This project is an implementation of Conway's Game of Life (or Life for short) in Python.
For information about the game, see About Life. For information about the creator of the game, see About John Conway.
The following is a set of recommended directions for running the project. Note that these directions
assume a Python 3 interpreter exists and that it has been associated with the shell command python3
.
The project was developed and tested with version 3.8.2 of Python. Compatibility with previous versions may
exist but is not guaranteed.
- Start a shell session and navigate to the root directory of the project/cloned repo
- Run the command
python3 -m venv venv
to create a Python 3 virtual environment (venv) using your Python 3 setup - Run the command
source venv/bin/activate
to activate the venv - Run the command
pip install --upgrade pip
to upgrade pip (the Python package manager) - Run the command
python -m pip install -r requirements.txt
to install the required packages
From the root of the project directory, you should now be able to do the following:
- To play the game, run the command
./venv/bin/python3 life.py
- To run all tests, run the command
./venv/bin/python3 -m pytest test/
When you are done, you can deactivate the venv using the command deactivate
. If you want to run
the game or tests again after deactivating the venv, first reactivate the venv using the command
above.
This section assumes basic familiarity with Life. If you are not familiar with Life but want to read this section, please read the section About Life, or consult a source like Wikipedia on the game.
All source files are well-documented, so explanations of or details about these files will not be supplied here.

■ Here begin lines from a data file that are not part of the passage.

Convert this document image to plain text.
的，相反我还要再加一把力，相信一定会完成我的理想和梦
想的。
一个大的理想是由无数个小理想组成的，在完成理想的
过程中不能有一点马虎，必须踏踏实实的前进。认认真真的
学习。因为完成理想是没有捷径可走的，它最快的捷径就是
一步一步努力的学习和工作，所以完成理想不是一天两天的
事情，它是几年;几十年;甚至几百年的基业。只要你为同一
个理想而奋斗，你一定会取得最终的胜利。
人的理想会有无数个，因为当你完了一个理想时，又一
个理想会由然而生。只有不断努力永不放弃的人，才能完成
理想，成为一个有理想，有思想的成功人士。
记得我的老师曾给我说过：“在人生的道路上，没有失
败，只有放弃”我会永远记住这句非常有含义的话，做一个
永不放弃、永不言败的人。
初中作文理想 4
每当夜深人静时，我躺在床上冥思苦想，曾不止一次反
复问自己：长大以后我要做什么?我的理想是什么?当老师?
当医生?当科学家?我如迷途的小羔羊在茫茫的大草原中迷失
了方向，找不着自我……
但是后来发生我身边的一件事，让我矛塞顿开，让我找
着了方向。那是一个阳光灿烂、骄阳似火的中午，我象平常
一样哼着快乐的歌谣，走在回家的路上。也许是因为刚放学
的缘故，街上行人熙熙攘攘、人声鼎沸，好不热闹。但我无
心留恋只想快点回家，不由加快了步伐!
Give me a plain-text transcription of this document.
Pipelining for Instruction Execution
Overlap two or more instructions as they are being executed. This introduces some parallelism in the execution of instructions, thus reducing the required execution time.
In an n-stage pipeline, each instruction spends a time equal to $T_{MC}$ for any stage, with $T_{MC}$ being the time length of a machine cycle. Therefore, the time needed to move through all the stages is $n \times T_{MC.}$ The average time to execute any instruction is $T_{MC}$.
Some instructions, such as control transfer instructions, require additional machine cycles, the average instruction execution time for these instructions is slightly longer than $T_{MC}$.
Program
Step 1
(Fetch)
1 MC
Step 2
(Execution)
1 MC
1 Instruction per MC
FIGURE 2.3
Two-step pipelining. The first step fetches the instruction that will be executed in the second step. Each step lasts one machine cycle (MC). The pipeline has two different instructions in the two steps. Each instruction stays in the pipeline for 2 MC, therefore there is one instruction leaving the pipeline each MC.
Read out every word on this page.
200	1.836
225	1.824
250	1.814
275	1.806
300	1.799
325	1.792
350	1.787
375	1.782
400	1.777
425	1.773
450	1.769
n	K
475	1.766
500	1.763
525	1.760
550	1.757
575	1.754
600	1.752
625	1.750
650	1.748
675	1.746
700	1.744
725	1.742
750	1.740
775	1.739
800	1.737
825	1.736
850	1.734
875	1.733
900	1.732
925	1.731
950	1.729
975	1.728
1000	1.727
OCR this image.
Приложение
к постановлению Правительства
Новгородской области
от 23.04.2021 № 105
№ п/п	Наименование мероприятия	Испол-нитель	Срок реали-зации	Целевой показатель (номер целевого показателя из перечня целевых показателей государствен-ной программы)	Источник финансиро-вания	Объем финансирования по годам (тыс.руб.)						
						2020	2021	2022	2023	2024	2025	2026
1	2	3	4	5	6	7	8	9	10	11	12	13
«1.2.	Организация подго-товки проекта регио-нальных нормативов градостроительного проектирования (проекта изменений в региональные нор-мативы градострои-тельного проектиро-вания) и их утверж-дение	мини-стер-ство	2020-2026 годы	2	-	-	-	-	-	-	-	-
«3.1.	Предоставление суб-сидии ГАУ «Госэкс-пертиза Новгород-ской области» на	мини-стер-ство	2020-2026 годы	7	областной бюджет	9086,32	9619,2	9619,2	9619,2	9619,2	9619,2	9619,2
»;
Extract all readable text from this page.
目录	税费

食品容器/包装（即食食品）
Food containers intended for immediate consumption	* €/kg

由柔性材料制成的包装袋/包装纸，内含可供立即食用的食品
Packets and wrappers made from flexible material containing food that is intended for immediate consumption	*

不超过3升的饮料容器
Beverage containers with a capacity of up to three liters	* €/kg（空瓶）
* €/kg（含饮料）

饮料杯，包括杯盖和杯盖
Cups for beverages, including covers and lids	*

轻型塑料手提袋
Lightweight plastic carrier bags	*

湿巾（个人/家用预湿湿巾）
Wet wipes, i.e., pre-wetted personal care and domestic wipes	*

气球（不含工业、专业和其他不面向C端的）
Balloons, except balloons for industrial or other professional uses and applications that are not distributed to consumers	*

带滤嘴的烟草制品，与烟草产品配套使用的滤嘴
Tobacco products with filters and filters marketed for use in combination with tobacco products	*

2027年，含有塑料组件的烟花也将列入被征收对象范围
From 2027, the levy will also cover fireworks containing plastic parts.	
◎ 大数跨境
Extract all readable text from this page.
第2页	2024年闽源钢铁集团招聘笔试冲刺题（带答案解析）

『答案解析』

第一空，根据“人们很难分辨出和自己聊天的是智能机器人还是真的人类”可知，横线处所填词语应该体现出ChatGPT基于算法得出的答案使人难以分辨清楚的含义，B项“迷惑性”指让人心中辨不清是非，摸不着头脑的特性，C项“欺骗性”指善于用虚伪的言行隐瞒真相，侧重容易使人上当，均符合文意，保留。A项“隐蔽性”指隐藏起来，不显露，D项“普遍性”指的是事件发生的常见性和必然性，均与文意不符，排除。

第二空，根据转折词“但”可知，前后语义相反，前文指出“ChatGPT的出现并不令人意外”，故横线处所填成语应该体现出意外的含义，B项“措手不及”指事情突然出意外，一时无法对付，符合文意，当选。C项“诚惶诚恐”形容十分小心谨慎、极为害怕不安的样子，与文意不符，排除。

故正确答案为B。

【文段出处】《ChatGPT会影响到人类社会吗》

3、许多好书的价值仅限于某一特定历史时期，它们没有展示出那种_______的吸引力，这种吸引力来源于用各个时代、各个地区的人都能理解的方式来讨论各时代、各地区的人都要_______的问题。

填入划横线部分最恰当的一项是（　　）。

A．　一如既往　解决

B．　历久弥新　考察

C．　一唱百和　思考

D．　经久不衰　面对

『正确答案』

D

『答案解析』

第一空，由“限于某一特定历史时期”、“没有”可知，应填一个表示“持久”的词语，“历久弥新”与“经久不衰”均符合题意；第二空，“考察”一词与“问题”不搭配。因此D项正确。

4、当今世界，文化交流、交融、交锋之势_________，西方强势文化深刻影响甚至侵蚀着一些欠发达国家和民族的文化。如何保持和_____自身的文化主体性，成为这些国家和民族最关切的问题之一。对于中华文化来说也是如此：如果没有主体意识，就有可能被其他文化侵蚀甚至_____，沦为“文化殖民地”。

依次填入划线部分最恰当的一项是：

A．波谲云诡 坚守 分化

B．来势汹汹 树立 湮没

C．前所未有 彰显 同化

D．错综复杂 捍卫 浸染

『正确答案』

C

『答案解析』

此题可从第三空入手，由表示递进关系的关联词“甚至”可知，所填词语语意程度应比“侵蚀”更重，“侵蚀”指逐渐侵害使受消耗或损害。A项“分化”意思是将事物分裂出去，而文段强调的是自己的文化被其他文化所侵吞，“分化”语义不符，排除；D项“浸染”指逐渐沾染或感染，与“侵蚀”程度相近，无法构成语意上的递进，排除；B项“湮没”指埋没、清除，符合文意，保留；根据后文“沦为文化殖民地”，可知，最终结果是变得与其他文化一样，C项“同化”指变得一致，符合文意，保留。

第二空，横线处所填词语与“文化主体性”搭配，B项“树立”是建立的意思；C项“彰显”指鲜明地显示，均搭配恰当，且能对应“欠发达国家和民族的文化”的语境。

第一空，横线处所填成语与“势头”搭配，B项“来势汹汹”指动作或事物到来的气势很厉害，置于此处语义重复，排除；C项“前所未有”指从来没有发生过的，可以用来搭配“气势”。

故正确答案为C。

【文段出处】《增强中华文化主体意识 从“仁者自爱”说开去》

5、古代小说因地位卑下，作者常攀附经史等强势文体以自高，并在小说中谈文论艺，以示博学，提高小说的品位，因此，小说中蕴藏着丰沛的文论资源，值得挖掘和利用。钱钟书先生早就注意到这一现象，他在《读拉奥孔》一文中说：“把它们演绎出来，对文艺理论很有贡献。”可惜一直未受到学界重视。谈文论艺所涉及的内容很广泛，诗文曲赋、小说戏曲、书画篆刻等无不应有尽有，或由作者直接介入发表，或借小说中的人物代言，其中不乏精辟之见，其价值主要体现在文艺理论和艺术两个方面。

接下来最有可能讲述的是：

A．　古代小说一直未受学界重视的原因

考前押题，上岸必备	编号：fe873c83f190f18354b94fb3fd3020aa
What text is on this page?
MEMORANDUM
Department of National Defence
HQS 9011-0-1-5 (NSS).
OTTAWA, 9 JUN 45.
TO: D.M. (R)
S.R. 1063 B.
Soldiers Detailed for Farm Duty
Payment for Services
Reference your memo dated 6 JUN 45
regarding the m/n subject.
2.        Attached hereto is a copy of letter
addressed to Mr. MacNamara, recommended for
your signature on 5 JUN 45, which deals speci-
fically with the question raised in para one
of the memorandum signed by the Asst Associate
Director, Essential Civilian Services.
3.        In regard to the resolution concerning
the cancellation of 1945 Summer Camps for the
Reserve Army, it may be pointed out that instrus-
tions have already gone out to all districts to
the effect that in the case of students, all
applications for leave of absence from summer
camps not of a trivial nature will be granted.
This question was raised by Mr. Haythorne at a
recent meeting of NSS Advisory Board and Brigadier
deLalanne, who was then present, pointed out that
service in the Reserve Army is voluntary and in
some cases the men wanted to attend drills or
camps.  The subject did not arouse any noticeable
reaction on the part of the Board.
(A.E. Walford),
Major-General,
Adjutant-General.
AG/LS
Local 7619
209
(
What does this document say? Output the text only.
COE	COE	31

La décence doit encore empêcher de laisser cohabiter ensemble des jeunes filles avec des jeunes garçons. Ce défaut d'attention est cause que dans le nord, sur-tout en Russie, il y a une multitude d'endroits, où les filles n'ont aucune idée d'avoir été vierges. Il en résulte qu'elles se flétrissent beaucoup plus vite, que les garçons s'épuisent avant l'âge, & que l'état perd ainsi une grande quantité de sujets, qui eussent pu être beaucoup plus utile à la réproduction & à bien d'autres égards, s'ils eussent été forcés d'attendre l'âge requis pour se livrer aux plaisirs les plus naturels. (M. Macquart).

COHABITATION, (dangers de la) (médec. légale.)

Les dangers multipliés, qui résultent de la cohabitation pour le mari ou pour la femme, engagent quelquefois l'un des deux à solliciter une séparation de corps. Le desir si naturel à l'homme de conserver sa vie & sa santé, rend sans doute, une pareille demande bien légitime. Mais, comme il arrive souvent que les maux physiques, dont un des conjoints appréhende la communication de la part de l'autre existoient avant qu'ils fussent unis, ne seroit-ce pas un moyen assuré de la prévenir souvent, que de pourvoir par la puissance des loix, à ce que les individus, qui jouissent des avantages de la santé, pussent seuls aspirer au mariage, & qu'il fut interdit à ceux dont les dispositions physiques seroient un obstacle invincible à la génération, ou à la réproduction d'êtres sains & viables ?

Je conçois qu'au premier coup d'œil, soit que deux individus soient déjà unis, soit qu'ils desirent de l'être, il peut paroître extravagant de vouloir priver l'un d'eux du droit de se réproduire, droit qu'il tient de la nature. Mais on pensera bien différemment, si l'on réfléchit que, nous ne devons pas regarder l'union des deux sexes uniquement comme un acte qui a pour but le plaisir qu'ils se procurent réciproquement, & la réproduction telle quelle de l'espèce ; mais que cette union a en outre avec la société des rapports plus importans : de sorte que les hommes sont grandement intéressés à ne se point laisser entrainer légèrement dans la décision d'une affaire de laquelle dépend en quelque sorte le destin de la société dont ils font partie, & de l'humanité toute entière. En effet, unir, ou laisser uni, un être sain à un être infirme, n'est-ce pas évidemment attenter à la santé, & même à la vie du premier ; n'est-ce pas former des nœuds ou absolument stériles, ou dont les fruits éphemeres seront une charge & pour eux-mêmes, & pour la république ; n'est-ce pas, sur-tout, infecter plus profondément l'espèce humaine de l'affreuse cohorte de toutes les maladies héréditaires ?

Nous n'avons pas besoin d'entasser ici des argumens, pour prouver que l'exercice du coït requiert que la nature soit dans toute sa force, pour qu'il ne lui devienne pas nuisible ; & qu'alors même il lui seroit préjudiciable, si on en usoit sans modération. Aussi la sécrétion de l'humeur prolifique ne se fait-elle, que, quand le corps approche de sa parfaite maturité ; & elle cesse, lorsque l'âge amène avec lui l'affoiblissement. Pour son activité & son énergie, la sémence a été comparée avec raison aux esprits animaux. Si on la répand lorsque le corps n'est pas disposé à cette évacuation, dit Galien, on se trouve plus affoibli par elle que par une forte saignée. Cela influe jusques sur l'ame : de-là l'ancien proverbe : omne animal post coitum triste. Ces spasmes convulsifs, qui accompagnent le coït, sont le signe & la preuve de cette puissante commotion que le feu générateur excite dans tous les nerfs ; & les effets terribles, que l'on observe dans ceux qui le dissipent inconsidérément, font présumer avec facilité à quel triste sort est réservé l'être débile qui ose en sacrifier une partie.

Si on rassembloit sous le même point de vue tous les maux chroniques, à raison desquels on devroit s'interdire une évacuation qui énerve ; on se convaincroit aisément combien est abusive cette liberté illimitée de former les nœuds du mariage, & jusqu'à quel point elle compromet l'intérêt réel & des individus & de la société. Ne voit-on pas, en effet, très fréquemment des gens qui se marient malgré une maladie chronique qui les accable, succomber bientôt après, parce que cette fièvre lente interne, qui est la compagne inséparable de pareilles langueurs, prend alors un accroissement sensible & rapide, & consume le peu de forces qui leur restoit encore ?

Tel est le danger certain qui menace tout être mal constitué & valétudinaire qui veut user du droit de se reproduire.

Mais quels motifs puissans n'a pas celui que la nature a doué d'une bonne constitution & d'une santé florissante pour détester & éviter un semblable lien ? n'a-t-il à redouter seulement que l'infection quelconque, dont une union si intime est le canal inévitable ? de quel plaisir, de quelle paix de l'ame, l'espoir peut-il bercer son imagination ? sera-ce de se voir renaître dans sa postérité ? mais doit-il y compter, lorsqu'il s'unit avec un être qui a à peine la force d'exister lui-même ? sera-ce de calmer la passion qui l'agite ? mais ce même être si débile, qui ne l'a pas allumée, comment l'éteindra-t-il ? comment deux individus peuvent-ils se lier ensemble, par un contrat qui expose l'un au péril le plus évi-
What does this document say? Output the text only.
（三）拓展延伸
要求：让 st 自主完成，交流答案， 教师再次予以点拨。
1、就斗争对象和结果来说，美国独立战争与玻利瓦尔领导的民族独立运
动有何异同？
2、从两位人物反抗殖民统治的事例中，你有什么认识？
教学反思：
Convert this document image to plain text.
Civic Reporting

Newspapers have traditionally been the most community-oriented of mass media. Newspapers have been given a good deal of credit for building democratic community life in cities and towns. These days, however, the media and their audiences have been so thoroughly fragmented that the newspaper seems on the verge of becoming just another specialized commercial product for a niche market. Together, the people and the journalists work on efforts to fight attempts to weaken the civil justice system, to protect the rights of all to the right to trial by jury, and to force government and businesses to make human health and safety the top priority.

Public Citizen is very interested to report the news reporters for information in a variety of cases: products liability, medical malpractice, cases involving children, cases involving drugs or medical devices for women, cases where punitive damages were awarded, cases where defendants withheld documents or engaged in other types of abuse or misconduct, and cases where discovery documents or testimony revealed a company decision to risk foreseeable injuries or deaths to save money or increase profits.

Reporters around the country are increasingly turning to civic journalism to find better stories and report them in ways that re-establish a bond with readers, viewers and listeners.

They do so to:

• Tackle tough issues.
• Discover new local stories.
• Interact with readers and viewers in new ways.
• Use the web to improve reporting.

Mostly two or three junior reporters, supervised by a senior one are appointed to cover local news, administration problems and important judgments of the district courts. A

Common implementations of Life represent the state of a world as a 2D list of bits or booleans. Typically a live cell is truthy while a dead cell is falsy. While this approach is intuitive, dead calls don't need to be stored, and doing so can have notable costs in terms of memory usage.
An alternative approach is to store only the coordinates of live cells, requiring significantly less memory. By representing coordinates as tuples and storing them in a set, further efficiencies are gained via hashing.
This implementation uses a toroidal grid. As such, objects that leave the screen on one edge will re-enter the screen with the same trajectory and velocity at the equivalent location on the opposing edge.